Date of Degree

9-2016

Document Type

Dissertation

Degree Name

Ph.D.

Program

Comparative Literature

Advisor

Evelyne Ender

Committee Members

Evelyne Ender

Giancarlo Lombardi

Monica Calabritto

Subject Categories

Comparative Literature | Feminist, Gender, and Sexuality Studies | Italian Literature | Literature in English, British Isles | Literature in English, North America | Modern Literature | Women's Studies

Keywords

Don Quixote; Madame Bovary; Virginia Woolf; Elsa Morante; twentieth-century women's literature; feminist metafiction

Abstract

This project demonstrates the influence of two foundational novels in the Western canon, Don Quixote and Madame Bovary, on twentieth-century British, Italian, and Anglo-American women’s fiction. Both novels illustrate the dangers and pleasures of literary influence. Stylistically innovative, they anticipated concerns that were of import to feminist literary critics in the seventies and beyond: the transformative power of the reading encounter, its normative and subversive effects on gendered identities, and the need of individual writers to liberate themselves from the shackles of literary convention.
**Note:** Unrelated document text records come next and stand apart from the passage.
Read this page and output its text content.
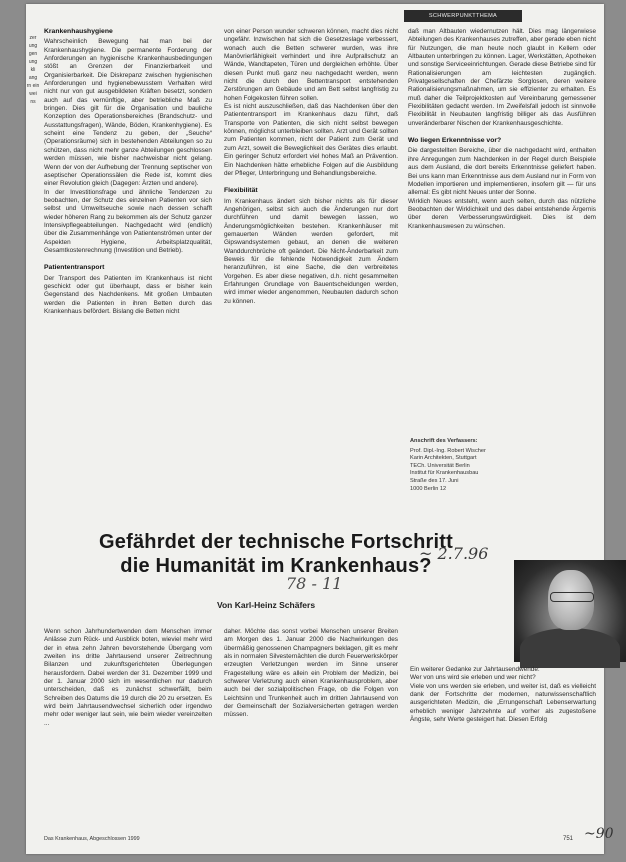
SCHWERPUNKTTHEMA
zer ung gen ung kli ang rn ein wei ns
Krankenhaushygiene

Wahrscheinlich Bewegung hat man bei der Krankenhaushygiene. Die permanente Forderung der Anforderungen an hygienische Krankenhausbedingungen stößt an Grenzen der Finanzierbarkeit und Organisierbarkeit. Die Diskrepanz zwischen hygienischen Anforderungen und hygienebewusstem Verhalten wird nicht nur von gut ausgebildeten Kräften besetzt, sondern auch auf das vernünftige, aber betriebliche Maß zu bringen. Dies gilt für die Organisation und bauliche Konzeption des Operationsbereiches (Brandschutz- und Ausstattungsfragen), Wände, Böden, Krankenhygiene). Es scheint eine Tendenz zu geben, der „Seuche“ (Operationsräume) sich in bestehenden Abteilungen so zu schützen, dass nicht mehr ganze Abteilungen geschlossen werden müssen, wie bisher nachweisbar nicht gelang. Wenn der von der Aufhebung der Trennung septischer von aseptischer Operationssälen die Rede ist, kommt dies einer Revolution gleich (Dagegen: Ärzten und andere).

In der Investitionsfrage und ähnliche Tendenzen zu beobachten, der Schutz des einzelnen Patienten vor sich selbst und Umweltseuche sowie nach dessen schafft wieder höheren Rang zu bekommen als der Schutz ganzer Intensivpflegeabteilungen. Nachgedacht wird (endlich) über die Zusammenhänge von Patientenströmen unter der Aspekten Hygiene, Arbeitsplatzqualität, Gesamtkostenrechnung (Investition und Betrieb).

Patiententransport

Der Transport des Patienten im Krankenhaus ist nicht geschickt oder gut überhaupt, dass er bisher kein Gegenstand des Nachdenkens. Mit großen Umbauten werden die Patienten in ihren Betten durch das Krankenhaus befördert. Bislang die Betten nicht

von einer Person wunder schweren können, macht dies nicht ungefähr. Inzwischen hat sich die Gesetzeslage verbessert, wonach auch die Betten schwerer wurden, was ihre Manövrierfähigkeit verhindert und ihre Aufprallschutz an Wände, Wandtapeten, Türen und dergleichen erhöhte. Über diesen Punkt muß ganz neu nachgedacht werden, wenn nicht die durch den Bettentransport entstehenden Zerstörungen am Gebäude und am Bett selbst langfristig zu hohen Folgekosten führen sollen.

Es ist nicht auszuschließen, daß das Nachdenken über den Patiententransport im Krankenhaus dazu führt, daß Transporte von Patienten, die sich nicht selbst bewegen können, möglichst unterbleiben sollten. Arzt und Gerät sollten zum Patienten kommen, nicht der Patient zum Gerät und zum Arzt, soweit die Beweglichkeit des Gerätes dies erlaubt. Ein geringer Schutz erfordert viel hohes Maß an Prävention. Ein Nachdenken hätte erhebliche Folgen auf die Ausbildung der Pfleger, Unterbringung und Behandlungsbereiche.

Flexibilität

Im Krankenhaus ändert sich bisher nichts als für dieser Angehörigen, selbst sich auch die Änderungen nur dort durchführen und damit bewegen lassen, wo Änderungsmöglichkeiten bestehen. Krankenhäuser mit gemauerten Wänden werden gefordert, mit Gipswandsystemen gebaut, an denen die weiteren Wanddurchbrüche oft geändert. Die Nicht-Änderbarkeit zum Beweis für die fehlende Notwendigkeit zum Ändern heranzuführen, ist eine Sache, die den verbreitetes Vorgehen. Es aber diese negativen, d.h. nicht gesammelten Erfahrungen Grundlage von Bauentscheidungen werden, wird immer wieder angenommen, Neubauten dadurch schon zu können.

daß man Altbauten wiedernutzen hält. Dies mag längerwiese Abteilungen des Krankenhauses zutreffen, aber gerade eben nicht für Nutzungen, die man heute noch glaubt in Kellern oder Altbauten unterbringen zu können. Lager, Werkstätten, Apotheken und sonstige Serviceeinrichtungen. Gerade diese Betriebe sind für Rationalisierungen am leichtesten zugänglich. Privatgesellschaften der Chefärzte Sorglosen, deren weitere Rationalisierungsmaßnahmen, um sie effizienter zu erhalten. Es muß daher die Teilprojektkosten auf Vereinbarung gemessener Flexibilitäten gedacht werden. Im Zweifelsfall jedoch ist sinnvolle Flexibilität in Neubauten langfristig billiger als das Ausführen unveränderbarer Nischen der Krankenhausgeschichte.

Wo liegen Erkenntnisse vor?

Die dargestellten Bereiche, über die nachgedacht wird, enthalten ihre Anregungen zum Nachdenken in der Regel durch Beispiele aus dem Ausland, die dort bereits Erkenntnisse geliefert haben. Bei uns kann man Erkenntnisse aus dem Ausland nur in Form von Modellen importieren und implementieren, insofern gilt — für uns allemal: Es gibt nicht Neues unter der Sonne.

Wirklich Neues entsteht, wenn auch selten, durch das nützliche Beobachten der Wirklichkeit und des dabei entstehende Ärgernis über deren Verbesserungswürdigkeit. Dies ist dem Krankenhauswesen zu wünschen.

Anschrift des Verfassers:
Prof. Dipl.-Ing. Robert Wischer
Karin Architekten, Stuttgart
TECh. Universität Berlin
Institut für Krankenhausbau
Straße des 17. Juni
1000 Berlin 12
Gefährdet der technische Fortschritt
die Humanität im Krankenhaus?
~ 2.7.96
78 - 11
Von Karl-Heinz Schäfers

Wenn schon Jahrhundertwenden dem Menschen immer Anlässe zum Rück- und Ausblick boten, wieviel mehr wird der in etwa zehn Jahren bevorstehende Übergang vom zweiten ins dritte Jahrtausend unserer Zeitrechnung Bilanzen und zukunftsgerichteten Überlegungen herausfordern. Dabei werden der 31. Dezember 1999 und der 1. Januar 2000 sich im wesentlichen nur dadurch unterscheiden, daß es zunächst schwerfällt, beim Schreiben des Datums die 19 durch die 20 zu ersetzen. Es wird beim Jahrtausendwechsel sicherlich oder irgendwo mehr oder weniger laut sein, wie beim wieder vereinzelten ...

daher. Möchte das sonst vorbei Menschen unserer Breiten am Morgen des 1. Januar 2000 die Nachwirkungen des übermäßig genossenen Champagners beklagen, gilt es mehr als in normalen Silvesternächten die durch Feuerwerkskörper erzeugten Verletzungen werden im Sinne unserer Fragestellung wäre es allein ein Problem der Medizin, bei schwerer Verletzung auch einen Krankenhausproblem, aber auch bei der sozialpolitischen Frage, ob die Folgen von Leichtsinn und Trunkenheit auch im dritten Jahrtausend von der Gemeinschaft der Sozialversicherten getragen werden müssen.

Ein weiterer Gedanke zur Jahrtausendwende:

Wer von uns wird sie erleben und wer nicht?

Viele von uns werden sie erleben, und weiter ist, daß es vielleicht dank der Fortschritte der modernen, naturwissenschaftlich ausgerichteten Medizin, die „Errungenschaft Lebenserwartung erheblich weniger Jahrzehnte auf vorher als zugestoßene Ängste, sehr Werte gesteigert hat. Diesen Erfolg

Das Krankenhaus, Abgeschlossen 1999	751 ~90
Drawing upon textual and paratextual evidence such as interviews, journal entries, and essays, I argue that novels as groundbreaking as Virginia Woolf’s Orlando, Elsa Morante’s Menzogna e sortilegio, and Erica Jong’s Fear of Flying appropriate key motifs from Don Quixote and Madame Bovary to represent a woman writer’s impossible quest for self-representation in a male literary tradition. Emphasizing the formative effect that Don Quixote and Madame Bovary had on the literary imagination of twentieth-century women writers, my study offers a new perspective on the emergence and development of feminist metafiction, a genre which scholars have located within or as an agonistic response to the traditional British canon.